17. Baloise Kunst-Preis an der Art Basel 2015 vergeben

Basel, Der mit CHF 30'000.- dotierte Preis wird im Sektor Statements von einer mit internationalen Fachleuten besetzten Jury vergeben. Die Jury hat sich für die britische Künstlerin Beatrice Gibson und den französischen Künstler Mathieu Kleyebe Abonnenc entschieden. Zusätzlich erwirbt die Baloise eine Werkgruppe der Preisträger und schenkt diese Kunstwerke zwei bedeutenden europäischen Museen, dem MMK, Museum für Moderne Kunst, Frankfurt a.M., und dem MUDAM, Luxemburg.

Der Jury gehören dieses Jahr an: Marie-Noëlle Farcy, Kuratorin/Leiterin der Sammlung, MUDAM, Luxemburg; Dr. Susanne Gaensheimer, Direktorin MMK Museum für Moderne Kunst, Frankfurt a.M.; Joanna Mytkowska, Direktorin, Museum of Modern Art, Warschau; Professor Wilhelm Schürmann, Herzogenrath und Martin Schwander, künstlerischer Berater der Baloise, Vorsitzender der Jury.

Beatrice Gibson wird für die experimentelle Dimension der narrativen Struktur ihrer Videoarbeit mit dem Baloise Kunst-Preis ausgezeichnet.

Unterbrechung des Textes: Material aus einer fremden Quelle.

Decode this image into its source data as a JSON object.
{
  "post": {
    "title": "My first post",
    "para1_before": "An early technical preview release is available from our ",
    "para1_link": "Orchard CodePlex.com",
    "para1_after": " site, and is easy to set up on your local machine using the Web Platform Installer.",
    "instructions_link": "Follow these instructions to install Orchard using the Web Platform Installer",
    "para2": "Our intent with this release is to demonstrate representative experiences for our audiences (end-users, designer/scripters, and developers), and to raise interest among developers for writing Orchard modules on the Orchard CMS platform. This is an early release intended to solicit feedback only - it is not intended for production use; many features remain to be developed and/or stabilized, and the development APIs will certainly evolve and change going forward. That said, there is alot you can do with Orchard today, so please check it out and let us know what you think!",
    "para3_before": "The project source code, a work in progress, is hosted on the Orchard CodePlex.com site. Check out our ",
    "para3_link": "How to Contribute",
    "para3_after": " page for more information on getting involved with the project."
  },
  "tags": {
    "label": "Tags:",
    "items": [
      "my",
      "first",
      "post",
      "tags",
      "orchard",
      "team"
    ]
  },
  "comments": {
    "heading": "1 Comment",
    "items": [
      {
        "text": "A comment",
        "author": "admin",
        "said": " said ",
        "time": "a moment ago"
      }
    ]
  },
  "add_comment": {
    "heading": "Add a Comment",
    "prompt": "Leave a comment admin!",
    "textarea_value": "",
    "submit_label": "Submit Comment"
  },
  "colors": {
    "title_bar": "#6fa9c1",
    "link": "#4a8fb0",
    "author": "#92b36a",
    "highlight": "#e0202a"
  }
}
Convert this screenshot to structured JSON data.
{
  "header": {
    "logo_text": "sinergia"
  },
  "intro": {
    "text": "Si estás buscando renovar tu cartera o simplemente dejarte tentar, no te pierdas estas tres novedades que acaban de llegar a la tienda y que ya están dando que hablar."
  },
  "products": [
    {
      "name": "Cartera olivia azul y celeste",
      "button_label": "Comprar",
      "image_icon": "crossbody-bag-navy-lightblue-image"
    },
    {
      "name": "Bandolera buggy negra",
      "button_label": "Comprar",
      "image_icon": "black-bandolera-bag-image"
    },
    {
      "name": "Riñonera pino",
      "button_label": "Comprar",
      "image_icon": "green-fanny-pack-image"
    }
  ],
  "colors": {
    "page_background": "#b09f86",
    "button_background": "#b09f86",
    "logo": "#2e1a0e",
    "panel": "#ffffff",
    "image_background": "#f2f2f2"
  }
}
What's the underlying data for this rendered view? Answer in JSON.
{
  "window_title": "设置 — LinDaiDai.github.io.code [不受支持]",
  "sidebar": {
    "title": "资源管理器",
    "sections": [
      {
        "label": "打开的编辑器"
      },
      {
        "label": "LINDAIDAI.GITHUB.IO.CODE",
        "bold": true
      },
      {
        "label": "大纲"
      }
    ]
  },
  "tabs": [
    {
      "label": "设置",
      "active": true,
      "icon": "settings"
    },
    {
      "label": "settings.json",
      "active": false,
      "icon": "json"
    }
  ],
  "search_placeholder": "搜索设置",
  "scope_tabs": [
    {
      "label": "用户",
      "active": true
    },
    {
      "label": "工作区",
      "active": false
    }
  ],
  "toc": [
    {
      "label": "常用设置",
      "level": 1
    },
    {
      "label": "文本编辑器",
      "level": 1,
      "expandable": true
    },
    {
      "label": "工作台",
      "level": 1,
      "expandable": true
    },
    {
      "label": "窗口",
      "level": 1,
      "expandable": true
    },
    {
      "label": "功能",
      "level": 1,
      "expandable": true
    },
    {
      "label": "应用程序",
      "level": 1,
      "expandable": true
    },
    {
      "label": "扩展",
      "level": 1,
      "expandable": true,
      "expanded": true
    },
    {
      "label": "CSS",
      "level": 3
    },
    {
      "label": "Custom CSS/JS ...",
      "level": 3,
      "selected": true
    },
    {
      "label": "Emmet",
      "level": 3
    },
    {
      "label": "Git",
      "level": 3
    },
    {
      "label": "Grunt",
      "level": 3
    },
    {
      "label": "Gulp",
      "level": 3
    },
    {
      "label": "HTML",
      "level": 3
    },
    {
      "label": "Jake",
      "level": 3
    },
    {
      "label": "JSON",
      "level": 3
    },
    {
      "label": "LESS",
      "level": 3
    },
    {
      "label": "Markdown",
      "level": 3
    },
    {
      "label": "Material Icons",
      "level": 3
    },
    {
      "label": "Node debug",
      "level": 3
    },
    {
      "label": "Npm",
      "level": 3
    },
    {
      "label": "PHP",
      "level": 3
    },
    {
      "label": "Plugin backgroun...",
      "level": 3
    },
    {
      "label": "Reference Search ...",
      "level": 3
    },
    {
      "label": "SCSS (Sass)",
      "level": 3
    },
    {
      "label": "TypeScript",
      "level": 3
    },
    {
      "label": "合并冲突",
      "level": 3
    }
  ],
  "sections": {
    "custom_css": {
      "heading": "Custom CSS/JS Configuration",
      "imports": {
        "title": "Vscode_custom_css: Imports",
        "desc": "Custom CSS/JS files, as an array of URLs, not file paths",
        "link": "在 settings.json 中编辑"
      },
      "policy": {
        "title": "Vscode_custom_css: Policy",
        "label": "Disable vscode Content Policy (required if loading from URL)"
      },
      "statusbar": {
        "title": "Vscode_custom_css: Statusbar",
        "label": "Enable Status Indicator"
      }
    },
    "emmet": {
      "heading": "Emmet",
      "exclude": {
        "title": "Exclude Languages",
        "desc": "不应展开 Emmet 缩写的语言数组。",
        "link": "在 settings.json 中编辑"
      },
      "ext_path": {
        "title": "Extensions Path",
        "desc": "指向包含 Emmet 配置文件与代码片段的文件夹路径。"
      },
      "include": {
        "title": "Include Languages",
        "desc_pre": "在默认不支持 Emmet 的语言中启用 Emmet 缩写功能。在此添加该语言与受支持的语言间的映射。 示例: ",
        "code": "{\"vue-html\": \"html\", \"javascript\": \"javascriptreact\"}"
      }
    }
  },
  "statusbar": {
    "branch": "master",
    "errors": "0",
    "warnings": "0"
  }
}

Darin untersucht sie die vielschichtige, semantische Komplexität kultureller und gesellschaftlicher Konflikte. Ihr Film stellt die Zusammenarbeit mit Schülern  einer progressiven Bildungsstätte vor Ort dar, und zwar während eines viertägigen experimentellen Musik-Workshops, den sie zusammen mit dem Komponisten  Anton Lukoszevieze organisierte. Die Künstlerin geht das Risiko ein, einen offenen, kreativen Prozess anhand von fünf historischen Aufführungen von Fluxus-Künstler George Maciunas und anderen zu entwickeln.

Die unorthodoxe Art ihrer Filmproduktion erlaubt Gibson, die von der Wirtschaftskrise bedingte, in Grossstädten wie London gegenwärtig verbreitete Ungerechtigkeit aufzuzeigen. Der scheinbare Anarchismus der kinematischen Konstruktion widerspiegelt die Turbulenzen der heutigen Gesellschaft.

Beatrice Gibson, *1978,  lebt und arbeitet in London

Mathieu Kleyebe Abonnenc' Werkgruppe steht im Kontext einer breiter angelegten biografischen Forschung des Künstlers über eine Sammlung ethnografischer Objekte seines Grossvaters Emile Abonnenc. Inspiriert durch die ethnografischen Theorien von Michel Leiris legte er diese in den frühen 1930er Jahren an.

In seiner Basler Installation konzentriert sich der Künstler auf die Analyse einer monumentalen Statue von Victor Schœlcher in Französisch-Guyana. Diese heroisiert den französischen Kolonialbeamten als Befreier der Sklaven. Der Künstler macht durch subtile ästhetische Eingriffe die vielschichtigen Beziehungen zwischen Patronisierung und Fetischisierung sichtbar. Anhand visueller Analysen verschiedener kolonialer und postkolonialer Artefakte zeigt Abonnenc in seinem Werk die vielfältigen Beziehungen zwischen Vergangenheit und Gegenwart sowie zwischen persönlicher und kollektiver Geschichte.

Mathieu Kleyebe Abonnenc, *1977 in  Französich-Guyana, lebt in Metz, Frankreich

Die Baloise Group ist mehr als eine traditionelle Versicherung. Im Fokus ihrer Geschäftstätigkeit stehen die sich wandelnden Sicherheits- und Dienstleistungsbedürfnisse der Gesellschaft im digitalen Zeitalter. Die rund 7'400 Baloise Mitarbeitenden fokussieren sich deshalb auf die Wünsche ihrer Kunden. Ein optimaler Kundenservice sowie innovative Produkte und Dienstleistungen machen die Baloise zur ersten Wahl für alle Menschen, die sich einfach sicher fühlen wollen. Im Herzen von Europa mit Sitz in Basel, agiert die Baloise Group als Anbieter von Präventions-, Vorsorge-, Assistance- und Versicherungslösungen. Ihre Kernmärkte sind die Schweiz, Deutschland, Belgien und Luxemburg. In der Schweiz fungiert sie mit der Baloise Bank SoBa zudem als fokussierter Finanzdienstleister, eine Kombination von Versicherung und Bank. Das Geschäft mit innovativen Vorsorgeprodukten für Privatkunden in ganz Europa betreibt die Baloise mit ihrem Kompetenzzentrum von Luxemburg aus. Die Aktie der Bâloise Holding AG ist im Hauptsegment an der SIX Swiss Exchange kotiert.